Но Кэндл до последнего уверяла, что всё хорошо, и ты вернёшься. Что ты делаешь что-то важное там, куда уехал, эгрхм…
И тут бы самое время отрывисто кивнуть, соглашаясь и принимая незаслуженный венец героя в борьбе за часовую башню Фореста.
Тем более что Стив Барроумэн получил заветную подборку документов, пусть и с запозданием, а значит, беспорядочная езда по четырём графствам принесла хоть какую-то пользу… Но Морган всем своим существом ощущал, что так будет неправильно.
«Именно тот ответ, который понравился бы Кристин».
– Если бы… На самом деле я просто испугался. Не «Нового мира», а того, что надо сделать. Итого, к чему всё приведёт.
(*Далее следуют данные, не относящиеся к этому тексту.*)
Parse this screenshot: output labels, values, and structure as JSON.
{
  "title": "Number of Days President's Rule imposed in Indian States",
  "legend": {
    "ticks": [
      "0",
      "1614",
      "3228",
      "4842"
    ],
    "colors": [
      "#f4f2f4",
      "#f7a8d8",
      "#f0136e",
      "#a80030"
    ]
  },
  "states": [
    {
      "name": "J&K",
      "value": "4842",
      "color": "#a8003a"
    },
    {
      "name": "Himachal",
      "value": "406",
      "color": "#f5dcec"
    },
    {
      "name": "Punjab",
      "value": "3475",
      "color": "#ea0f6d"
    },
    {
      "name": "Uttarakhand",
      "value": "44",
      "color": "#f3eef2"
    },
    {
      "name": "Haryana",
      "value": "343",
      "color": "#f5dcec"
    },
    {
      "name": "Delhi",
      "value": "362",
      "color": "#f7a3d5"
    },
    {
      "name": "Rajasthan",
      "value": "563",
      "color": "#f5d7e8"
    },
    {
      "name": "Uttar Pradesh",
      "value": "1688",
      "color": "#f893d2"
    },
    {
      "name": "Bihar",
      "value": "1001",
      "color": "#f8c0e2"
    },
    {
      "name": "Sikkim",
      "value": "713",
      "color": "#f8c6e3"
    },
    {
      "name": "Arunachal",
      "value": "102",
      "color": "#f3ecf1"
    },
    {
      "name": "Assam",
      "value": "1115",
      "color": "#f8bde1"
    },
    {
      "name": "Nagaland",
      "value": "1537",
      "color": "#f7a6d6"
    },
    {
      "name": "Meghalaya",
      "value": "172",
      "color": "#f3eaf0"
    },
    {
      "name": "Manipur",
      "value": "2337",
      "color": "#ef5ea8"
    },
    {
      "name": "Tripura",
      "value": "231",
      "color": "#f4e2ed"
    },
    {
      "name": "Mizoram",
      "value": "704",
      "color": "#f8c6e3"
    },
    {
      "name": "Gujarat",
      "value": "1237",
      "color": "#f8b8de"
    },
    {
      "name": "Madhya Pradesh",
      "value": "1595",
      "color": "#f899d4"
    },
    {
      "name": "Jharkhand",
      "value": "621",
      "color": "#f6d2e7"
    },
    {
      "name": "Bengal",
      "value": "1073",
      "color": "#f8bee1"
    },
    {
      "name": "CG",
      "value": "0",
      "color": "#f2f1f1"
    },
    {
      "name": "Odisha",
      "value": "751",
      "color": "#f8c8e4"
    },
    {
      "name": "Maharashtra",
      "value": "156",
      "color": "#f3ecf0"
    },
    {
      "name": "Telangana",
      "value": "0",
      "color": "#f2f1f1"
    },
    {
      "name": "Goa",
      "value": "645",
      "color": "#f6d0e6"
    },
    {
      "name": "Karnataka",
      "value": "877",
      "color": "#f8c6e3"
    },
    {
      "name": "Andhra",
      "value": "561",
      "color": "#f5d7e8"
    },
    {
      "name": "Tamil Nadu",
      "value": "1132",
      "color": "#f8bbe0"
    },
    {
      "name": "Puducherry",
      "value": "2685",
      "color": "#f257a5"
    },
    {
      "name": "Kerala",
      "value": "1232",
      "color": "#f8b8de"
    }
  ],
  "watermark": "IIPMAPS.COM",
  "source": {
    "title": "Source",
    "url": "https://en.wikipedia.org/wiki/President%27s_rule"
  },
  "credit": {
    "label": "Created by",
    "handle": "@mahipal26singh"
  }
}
Стоило произнести это, как с плеч сорвалась та колоссальная тяжесть, которая нарастала весь последний месяц, а невыносимой стала в Корнуолле, чуть больше суток назад. Страх потерять себя, разрушить безвозвратно свой маленький и не слишком-то уютный мир – о, он никуда не делся, но вдруг потерял всякое значение.
Ривс отвёл взгляд в сторону и покрылся пятнами румянца, словно увидев что-то запретное.
– Нелегко тебе п-пришлось, да?
– Наверное.
Свет мигнул; звуки шагов, далёкие голоса, писк индикаторов – всё это нахлынуло в одну секунду, прорвав невидимый заслон. Морган рефлекторно тряхнул головой и шагнул к перегородке, касаясь раскрытой ладонью прохладного стекла.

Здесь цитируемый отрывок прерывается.